“We don’t just need more observations—we also need better analysis. In fact, the planets might be there hiding in our existing dataset. If we can get the stellar activity signal removed correctly, we can uncover them.”

Yan Liang

We have more information about the cosmos than ever before, yet the search for a truly Earth-like planet around a Sun-like star remains elusive. The culprit? Stars themselves. Their turbulent surfaces distort light in ways we struggle to interpret, masking the faint gravitational tugs of orbiting worlds. For Yan Liang, the solution wasn’t just better telescopes or more data—it was generative Artificial Intelligence (AI).

Ms. Liang’s work bridges exoplanetary science and AI, harnessing machine learning to sift through astronomical data with an objective eye. Her breakthrough came when she realized that traditional methods were hitting a wall. Stellar noise was actively mimicking or erasing planetary signals. Drawing from her success in training AI to describe galaxies, Ms. Liang developed a generative model to cut through the interference and reveal what is truly there.

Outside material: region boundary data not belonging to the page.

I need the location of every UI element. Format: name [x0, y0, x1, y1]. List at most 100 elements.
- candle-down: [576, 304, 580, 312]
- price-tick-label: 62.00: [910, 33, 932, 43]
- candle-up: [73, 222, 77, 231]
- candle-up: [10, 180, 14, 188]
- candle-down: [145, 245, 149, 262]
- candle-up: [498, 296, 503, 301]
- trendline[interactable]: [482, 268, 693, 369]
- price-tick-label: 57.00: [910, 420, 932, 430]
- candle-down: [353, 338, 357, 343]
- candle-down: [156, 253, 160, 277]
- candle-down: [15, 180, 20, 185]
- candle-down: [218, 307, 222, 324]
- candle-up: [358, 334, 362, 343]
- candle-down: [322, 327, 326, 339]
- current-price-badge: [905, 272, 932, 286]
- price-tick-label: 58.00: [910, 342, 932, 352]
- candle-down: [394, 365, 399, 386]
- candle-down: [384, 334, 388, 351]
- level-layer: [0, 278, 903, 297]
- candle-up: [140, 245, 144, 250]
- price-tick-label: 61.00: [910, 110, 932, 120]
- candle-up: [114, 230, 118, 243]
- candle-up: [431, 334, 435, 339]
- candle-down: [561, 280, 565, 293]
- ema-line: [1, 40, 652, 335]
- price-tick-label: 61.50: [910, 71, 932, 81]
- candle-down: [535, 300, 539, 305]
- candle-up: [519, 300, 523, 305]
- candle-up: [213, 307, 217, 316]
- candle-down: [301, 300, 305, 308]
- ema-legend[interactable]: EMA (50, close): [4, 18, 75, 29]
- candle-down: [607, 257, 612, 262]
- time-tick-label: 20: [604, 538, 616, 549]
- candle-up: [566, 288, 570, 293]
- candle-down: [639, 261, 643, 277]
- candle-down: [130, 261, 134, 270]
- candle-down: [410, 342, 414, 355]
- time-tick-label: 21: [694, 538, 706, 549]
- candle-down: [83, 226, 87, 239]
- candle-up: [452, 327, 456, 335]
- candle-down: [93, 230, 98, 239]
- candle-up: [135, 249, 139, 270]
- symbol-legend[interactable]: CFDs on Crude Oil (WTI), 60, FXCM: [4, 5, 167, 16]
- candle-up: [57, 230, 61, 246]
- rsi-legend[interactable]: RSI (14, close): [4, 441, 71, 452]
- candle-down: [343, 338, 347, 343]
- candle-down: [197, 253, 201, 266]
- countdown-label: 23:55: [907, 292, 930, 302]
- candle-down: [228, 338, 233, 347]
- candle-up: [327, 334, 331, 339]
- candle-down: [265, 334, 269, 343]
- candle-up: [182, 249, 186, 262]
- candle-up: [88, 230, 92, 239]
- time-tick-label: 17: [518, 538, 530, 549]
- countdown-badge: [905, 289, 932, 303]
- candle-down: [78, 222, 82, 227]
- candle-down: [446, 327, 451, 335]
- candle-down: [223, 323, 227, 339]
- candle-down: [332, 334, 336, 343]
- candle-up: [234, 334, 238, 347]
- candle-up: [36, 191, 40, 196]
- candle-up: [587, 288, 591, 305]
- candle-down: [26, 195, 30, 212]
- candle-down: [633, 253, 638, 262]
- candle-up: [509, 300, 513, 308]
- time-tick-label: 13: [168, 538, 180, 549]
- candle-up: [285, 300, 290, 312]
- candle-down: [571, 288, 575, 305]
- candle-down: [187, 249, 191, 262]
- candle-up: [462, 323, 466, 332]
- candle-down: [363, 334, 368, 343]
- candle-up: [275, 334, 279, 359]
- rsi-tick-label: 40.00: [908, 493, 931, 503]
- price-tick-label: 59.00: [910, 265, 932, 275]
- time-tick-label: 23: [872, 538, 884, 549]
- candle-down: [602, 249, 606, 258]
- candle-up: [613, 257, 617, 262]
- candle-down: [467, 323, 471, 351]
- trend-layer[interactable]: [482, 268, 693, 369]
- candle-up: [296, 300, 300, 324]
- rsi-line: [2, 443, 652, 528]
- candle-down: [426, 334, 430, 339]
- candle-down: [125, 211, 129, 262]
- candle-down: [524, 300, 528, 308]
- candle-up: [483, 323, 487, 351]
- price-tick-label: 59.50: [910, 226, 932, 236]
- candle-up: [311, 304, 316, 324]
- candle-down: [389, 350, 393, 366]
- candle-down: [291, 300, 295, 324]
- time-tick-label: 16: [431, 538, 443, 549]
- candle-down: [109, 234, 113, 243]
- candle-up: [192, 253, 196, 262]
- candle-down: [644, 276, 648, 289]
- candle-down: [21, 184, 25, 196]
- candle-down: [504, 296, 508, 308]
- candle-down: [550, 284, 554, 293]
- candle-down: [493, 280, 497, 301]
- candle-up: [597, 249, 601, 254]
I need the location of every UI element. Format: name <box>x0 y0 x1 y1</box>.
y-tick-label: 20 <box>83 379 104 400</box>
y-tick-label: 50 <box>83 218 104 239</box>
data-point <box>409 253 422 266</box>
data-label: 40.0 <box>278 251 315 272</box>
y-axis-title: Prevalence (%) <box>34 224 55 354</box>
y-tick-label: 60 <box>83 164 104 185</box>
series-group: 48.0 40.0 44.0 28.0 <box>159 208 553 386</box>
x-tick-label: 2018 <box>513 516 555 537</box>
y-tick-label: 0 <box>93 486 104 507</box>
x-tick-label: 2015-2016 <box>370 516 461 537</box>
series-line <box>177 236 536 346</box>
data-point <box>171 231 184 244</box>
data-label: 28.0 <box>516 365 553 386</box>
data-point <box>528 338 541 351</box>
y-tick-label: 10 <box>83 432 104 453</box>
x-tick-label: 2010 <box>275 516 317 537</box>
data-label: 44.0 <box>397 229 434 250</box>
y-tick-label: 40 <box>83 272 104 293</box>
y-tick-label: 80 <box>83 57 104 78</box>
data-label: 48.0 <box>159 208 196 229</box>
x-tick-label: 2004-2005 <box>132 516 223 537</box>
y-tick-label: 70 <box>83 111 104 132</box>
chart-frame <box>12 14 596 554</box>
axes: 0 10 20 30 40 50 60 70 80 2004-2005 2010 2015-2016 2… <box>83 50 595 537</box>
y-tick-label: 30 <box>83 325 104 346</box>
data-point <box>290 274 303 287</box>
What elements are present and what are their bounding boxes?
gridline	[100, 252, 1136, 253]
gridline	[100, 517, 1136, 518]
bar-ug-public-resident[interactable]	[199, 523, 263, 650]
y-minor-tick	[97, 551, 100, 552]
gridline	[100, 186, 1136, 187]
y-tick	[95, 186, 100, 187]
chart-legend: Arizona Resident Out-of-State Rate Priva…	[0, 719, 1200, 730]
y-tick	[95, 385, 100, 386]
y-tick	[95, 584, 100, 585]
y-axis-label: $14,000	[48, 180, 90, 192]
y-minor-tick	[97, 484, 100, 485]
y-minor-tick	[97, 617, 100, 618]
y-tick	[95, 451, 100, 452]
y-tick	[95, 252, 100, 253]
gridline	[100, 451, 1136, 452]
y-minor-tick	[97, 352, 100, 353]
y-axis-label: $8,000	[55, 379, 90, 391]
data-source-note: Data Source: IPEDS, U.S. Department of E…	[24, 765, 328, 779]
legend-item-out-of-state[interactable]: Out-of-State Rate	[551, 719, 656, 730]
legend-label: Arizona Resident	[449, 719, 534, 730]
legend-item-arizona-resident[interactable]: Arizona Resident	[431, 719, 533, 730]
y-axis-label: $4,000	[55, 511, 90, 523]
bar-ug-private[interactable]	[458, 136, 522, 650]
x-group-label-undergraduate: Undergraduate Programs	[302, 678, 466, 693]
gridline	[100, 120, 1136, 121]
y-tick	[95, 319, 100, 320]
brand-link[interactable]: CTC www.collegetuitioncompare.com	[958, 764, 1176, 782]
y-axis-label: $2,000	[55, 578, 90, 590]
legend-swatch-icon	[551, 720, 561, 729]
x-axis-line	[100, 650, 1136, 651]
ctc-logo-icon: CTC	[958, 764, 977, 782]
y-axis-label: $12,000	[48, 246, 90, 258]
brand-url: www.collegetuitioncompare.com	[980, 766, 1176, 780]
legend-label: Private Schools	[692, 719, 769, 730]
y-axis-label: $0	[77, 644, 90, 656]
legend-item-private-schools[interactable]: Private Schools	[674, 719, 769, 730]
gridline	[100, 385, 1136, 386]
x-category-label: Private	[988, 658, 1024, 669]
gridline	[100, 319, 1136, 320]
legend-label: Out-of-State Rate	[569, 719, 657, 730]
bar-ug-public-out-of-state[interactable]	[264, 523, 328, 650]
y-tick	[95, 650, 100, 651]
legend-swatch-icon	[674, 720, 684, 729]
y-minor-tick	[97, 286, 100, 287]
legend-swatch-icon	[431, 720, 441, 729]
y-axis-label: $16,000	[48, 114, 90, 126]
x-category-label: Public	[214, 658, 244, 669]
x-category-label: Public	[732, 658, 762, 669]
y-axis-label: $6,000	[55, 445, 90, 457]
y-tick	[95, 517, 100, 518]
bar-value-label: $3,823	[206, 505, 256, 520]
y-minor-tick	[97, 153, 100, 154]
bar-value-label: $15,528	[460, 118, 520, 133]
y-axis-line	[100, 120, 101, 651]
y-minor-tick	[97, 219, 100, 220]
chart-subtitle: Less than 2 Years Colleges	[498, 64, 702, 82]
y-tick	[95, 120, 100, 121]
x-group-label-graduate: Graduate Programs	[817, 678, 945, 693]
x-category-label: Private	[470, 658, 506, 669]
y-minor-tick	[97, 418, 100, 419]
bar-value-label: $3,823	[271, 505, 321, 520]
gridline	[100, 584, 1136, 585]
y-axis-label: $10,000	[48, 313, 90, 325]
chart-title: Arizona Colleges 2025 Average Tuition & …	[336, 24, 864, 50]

The result was Æstra, an AI neural network designed to decode the tangled signals of distant worlds. By training Æstra on spectral data line by line, Ms. Liang taught it to recognize the subtle distortions caused by stellar activity and distinguish them from the delicate gravitational footprint of orbiting planets. This approach allows astronomers to isolate true planetary signals without human bias. Successfully tested on simulated data, Æstra is now being validated on real observations of the Sun.

During her 51 Pegasi b Fellowship, Ms. Liang will use Æstra to comb through decades of archival data for hidden worlds. She will expand its reach to planets in the habitable zones of M dwarfs—abundant, small, cool stars—and young, highly active stars, where precise mass measurements could reshape our understanding of how planets form and evolve. Somewhere in the data, a new world awaits. With Æstra, Ms. Liang is helping bring it into focus.

Ms. Liang will receive her Ph.D. in astrophysics from Princeton University in Summer 2025.